In contemporary society, there are the wider cultural and political issues which have developed a culture of apathy and nihilism among young people. Uninspired and uninterested, these children are harried across their teenage years to prepare for standardised examinations. Many of them don’t see the point in putting in the work and they can hardly be blamed for this. Even if they aren’t already dismayed by the prospect of taking on a mountain of debt to attend university, they struggle to imagine a worthwhile future amid the climate crisis, rising inequality and the rise of authoritarianism.
In most cases this sense of hopelessness is only reinforced in the education system. As we’ve seen above many teenagers have sex and violence crammed down their throats. Then, even when pre-pubescent, they see themselves as failures if they do not have the sexual prowess of a Casanova or the body of a Kim Kardashian. Then when they are bored and uninspired in the classroom they are disciplined, reinforcing their feelings of worthlessness and driving them further into the comfort of their warped fantasies and anti-social behavior.
Surrounded by such hopelessness, is it any wonder that crypto-scammers, life coaches and various alpha-male or ‘trad wife’ influencers are captivating young people? To many, these tales of mostly illusionary success or life-satisfaction must seem like the only way out. Add to this a sublimation of all of societal ills derived from efforts to rip off and exploit your fellow humans and you have unhappy, uninterested kids with increasingly deranged fantasies about how they can break out of this restrictive cycle of existence.

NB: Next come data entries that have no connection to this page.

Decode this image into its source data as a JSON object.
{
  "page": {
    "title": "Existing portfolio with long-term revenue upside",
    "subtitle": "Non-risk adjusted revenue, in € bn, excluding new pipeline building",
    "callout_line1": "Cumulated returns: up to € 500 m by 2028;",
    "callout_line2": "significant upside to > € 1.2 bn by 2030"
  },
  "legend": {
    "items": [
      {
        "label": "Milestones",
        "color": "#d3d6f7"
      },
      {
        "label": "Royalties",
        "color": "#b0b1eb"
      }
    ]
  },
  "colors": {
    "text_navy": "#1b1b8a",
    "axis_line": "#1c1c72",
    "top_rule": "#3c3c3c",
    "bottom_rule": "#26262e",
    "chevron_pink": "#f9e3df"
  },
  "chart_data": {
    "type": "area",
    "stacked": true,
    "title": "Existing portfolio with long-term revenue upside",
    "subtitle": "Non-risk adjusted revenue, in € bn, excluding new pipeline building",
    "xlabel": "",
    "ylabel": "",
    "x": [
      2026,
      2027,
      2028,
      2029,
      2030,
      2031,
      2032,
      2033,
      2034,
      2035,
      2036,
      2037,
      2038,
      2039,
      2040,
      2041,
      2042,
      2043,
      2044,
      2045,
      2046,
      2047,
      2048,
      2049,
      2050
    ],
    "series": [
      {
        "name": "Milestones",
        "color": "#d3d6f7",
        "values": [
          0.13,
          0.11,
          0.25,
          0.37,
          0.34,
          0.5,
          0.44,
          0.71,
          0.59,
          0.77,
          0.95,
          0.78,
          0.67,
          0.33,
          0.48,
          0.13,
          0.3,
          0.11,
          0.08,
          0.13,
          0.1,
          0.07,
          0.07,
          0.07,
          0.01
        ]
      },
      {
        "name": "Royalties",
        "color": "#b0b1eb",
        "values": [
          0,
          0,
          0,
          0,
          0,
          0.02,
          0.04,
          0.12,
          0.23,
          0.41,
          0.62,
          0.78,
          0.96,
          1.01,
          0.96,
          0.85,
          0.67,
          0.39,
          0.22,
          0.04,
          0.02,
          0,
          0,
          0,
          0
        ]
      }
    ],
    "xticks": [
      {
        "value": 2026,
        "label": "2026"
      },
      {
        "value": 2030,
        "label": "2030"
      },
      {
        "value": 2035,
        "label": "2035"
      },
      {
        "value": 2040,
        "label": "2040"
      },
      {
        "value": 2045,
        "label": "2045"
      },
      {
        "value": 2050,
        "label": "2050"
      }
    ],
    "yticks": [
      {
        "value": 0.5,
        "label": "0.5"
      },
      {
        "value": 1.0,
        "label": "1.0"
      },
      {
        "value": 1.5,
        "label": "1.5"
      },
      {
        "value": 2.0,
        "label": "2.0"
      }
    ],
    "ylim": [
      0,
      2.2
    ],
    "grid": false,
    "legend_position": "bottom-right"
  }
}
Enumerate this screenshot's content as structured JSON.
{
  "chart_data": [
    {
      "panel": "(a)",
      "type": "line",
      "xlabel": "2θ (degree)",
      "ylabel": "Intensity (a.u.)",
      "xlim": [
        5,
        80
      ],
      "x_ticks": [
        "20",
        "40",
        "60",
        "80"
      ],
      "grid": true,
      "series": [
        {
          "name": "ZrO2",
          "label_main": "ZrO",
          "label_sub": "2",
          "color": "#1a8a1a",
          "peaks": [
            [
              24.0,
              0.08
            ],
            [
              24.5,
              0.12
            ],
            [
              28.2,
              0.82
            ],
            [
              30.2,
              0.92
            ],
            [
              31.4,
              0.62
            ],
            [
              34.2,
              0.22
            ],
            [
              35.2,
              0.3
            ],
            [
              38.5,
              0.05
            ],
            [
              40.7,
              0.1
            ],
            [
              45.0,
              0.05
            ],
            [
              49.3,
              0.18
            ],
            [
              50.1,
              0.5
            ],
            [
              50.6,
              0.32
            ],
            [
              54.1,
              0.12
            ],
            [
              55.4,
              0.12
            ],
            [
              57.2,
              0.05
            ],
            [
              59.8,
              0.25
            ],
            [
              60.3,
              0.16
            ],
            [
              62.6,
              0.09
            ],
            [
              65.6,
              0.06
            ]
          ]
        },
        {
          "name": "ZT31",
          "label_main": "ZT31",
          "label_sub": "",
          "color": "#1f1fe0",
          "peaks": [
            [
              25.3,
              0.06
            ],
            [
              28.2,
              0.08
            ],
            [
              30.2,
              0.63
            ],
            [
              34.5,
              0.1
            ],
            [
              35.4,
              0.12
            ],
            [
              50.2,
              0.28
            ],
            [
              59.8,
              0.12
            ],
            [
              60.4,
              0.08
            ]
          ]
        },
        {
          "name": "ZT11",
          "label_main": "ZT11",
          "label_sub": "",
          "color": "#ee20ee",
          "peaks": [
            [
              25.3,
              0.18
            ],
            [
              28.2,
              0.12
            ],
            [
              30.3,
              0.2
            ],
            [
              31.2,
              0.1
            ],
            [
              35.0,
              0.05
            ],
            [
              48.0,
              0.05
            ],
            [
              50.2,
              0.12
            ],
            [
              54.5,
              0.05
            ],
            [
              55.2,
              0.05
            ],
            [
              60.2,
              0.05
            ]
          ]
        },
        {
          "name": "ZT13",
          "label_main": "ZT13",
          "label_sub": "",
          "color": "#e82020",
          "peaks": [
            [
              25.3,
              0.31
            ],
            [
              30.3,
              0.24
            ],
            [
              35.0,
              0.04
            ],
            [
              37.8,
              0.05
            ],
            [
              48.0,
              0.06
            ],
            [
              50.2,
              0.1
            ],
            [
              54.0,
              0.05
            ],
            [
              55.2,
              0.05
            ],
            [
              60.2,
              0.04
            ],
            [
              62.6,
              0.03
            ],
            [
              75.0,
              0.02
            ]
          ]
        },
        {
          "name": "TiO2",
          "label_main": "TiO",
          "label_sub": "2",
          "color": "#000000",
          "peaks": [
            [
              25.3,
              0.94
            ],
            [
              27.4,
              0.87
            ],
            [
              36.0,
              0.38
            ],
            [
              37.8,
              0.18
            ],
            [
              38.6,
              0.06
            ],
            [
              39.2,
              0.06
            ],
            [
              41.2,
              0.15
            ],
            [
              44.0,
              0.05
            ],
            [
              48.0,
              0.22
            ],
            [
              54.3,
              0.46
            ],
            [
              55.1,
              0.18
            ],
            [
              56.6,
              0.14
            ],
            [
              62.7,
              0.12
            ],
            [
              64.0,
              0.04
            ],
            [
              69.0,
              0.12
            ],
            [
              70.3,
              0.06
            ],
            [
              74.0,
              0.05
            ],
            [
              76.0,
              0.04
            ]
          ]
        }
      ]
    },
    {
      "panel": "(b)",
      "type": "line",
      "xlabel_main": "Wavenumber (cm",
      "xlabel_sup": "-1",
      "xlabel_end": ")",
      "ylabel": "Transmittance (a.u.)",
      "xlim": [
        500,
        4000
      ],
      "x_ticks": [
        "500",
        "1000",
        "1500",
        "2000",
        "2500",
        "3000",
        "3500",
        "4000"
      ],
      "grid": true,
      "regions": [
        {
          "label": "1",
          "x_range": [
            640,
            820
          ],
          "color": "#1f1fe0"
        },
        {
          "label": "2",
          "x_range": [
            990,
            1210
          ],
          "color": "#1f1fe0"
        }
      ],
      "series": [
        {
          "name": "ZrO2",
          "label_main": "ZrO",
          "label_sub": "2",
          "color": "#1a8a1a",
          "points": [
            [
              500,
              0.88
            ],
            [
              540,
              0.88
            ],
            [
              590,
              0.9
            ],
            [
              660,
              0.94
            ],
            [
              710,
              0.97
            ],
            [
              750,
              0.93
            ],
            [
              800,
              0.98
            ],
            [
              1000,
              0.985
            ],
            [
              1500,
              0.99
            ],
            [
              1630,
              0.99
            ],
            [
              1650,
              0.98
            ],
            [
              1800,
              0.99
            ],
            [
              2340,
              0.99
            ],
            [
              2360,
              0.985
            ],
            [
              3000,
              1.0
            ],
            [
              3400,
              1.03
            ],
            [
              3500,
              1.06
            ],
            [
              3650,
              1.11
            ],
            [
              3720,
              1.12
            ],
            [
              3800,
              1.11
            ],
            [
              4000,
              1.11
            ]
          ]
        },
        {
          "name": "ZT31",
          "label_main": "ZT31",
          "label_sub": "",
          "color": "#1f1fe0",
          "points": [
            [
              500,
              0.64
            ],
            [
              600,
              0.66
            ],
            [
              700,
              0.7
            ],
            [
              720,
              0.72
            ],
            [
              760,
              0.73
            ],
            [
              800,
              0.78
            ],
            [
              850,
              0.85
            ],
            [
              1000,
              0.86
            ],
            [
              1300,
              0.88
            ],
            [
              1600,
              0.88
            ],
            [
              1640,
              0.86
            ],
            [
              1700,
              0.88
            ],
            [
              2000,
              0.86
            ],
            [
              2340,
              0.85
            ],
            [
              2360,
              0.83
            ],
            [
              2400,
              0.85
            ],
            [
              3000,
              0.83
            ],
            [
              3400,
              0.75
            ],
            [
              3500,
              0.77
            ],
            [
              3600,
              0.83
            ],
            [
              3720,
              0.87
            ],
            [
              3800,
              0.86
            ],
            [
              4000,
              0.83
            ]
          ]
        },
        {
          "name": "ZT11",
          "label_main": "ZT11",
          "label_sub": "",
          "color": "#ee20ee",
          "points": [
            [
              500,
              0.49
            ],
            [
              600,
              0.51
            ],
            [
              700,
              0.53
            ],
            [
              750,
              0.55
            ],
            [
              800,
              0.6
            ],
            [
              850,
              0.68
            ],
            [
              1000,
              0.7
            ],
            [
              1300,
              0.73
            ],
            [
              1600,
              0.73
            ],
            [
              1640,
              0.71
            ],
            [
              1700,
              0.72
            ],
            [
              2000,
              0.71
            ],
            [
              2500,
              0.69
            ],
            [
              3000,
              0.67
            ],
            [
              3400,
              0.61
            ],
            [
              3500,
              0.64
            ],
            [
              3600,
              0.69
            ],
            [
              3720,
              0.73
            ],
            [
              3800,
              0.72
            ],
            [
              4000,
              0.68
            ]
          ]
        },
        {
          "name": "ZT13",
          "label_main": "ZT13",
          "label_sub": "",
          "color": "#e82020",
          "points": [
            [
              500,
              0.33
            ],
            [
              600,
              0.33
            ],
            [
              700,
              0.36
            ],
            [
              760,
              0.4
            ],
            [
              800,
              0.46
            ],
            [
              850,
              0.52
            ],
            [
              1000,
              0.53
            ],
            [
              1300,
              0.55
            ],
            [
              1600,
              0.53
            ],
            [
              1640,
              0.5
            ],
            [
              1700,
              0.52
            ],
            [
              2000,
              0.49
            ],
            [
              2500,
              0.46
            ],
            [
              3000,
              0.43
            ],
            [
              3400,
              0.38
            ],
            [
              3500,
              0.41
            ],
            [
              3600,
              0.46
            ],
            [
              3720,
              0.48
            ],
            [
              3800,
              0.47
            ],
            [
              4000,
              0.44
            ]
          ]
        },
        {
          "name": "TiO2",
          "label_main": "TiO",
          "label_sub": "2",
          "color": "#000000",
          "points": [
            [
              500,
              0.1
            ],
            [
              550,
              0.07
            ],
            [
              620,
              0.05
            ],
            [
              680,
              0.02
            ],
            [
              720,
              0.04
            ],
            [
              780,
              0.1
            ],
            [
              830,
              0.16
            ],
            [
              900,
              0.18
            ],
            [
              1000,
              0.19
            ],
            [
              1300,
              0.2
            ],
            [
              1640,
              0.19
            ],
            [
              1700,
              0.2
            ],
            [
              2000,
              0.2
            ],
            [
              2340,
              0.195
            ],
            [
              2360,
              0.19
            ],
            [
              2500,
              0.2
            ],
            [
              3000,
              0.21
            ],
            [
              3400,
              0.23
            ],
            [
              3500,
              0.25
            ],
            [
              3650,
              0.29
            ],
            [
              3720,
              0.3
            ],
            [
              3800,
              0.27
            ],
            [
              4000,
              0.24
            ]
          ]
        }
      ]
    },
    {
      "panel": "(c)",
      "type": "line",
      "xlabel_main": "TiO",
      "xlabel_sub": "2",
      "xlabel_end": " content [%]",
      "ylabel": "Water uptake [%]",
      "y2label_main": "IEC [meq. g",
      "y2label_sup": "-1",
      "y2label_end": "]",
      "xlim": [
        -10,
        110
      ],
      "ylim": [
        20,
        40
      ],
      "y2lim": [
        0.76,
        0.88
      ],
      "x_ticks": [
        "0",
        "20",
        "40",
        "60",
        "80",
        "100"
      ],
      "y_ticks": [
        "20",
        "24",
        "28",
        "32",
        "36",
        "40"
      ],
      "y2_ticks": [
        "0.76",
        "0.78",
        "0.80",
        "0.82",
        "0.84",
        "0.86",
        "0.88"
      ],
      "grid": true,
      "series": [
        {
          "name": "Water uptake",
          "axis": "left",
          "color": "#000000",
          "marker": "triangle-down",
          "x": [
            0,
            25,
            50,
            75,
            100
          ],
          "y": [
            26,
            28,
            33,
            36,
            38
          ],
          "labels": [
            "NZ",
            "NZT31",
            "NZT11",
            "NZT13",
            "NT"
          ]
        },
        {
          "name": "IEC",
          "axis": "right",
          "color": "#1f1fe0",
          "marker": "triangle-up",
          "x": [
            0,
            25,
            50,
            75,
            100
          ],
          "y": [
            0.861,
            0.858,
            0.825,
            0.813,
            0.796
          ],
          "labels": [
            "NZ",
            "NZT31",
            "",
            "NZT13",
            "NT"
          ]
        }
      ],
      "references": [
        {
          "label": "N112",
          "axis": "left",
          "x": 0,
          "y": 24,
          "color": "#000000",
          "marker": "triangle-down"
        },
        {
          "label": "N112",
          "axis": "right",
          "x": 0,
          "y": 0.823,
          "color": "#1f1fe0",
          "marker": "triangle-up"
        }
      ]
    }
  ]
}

The police officer’s description of a “holding pen” may even be an understatement. The picture we get of Jamie’s school is that it is a breeding ground of anti-social and self-destructive behaviour, of which Jamie’s murder of his classmate is just the most extreme expression. Adolescence makes it clear that it is no accident that a bright young man like Jamie is capable of such a horrific crime when most of his day is spent in the modern schooling system. There is something much deeper going on here than a few irresponsible teachers or cuts to school budgets.
None of this absolves Jamie of individual responsibility for this crime, nor shifts the primary blame to his teachers or parents, but it shows the impossible situation facing insecure children, terrified parents and exhausted teachers as they try to navigate the social and political challenges of 21st century life.
Of course, a fictional dramatisation cannot be expected to provide answers to such profound issues. However, in forcing the audience to reflect on these questions in such a striking and emotive manner it makes clear crimes such as Jamie’s and other social ills afflicting youth will not and cannot be solved with a quick fix or a clever policy. Ultimately we are given an image of a society, our own society, where moral values, children’s physical and mental health and social relations as a whole have been severely degraded.
The show’s creators have
produced a piece of art that raises fundamental questions about the society we
have created how that is refracted through its most sensitive layer: its youth.
Not everyone will end up caving in to societal pressures as did Jamie, but
every young person is forced to deal with them whether they like it or not.
Whether the show’s creators are conscious of it or not, the multifaceted and
rich portrayal of these social ills suggests the only way to address our
cultural crisis is the complete overhaul of capitalist society and the perverse
effect it has on the development of its youth.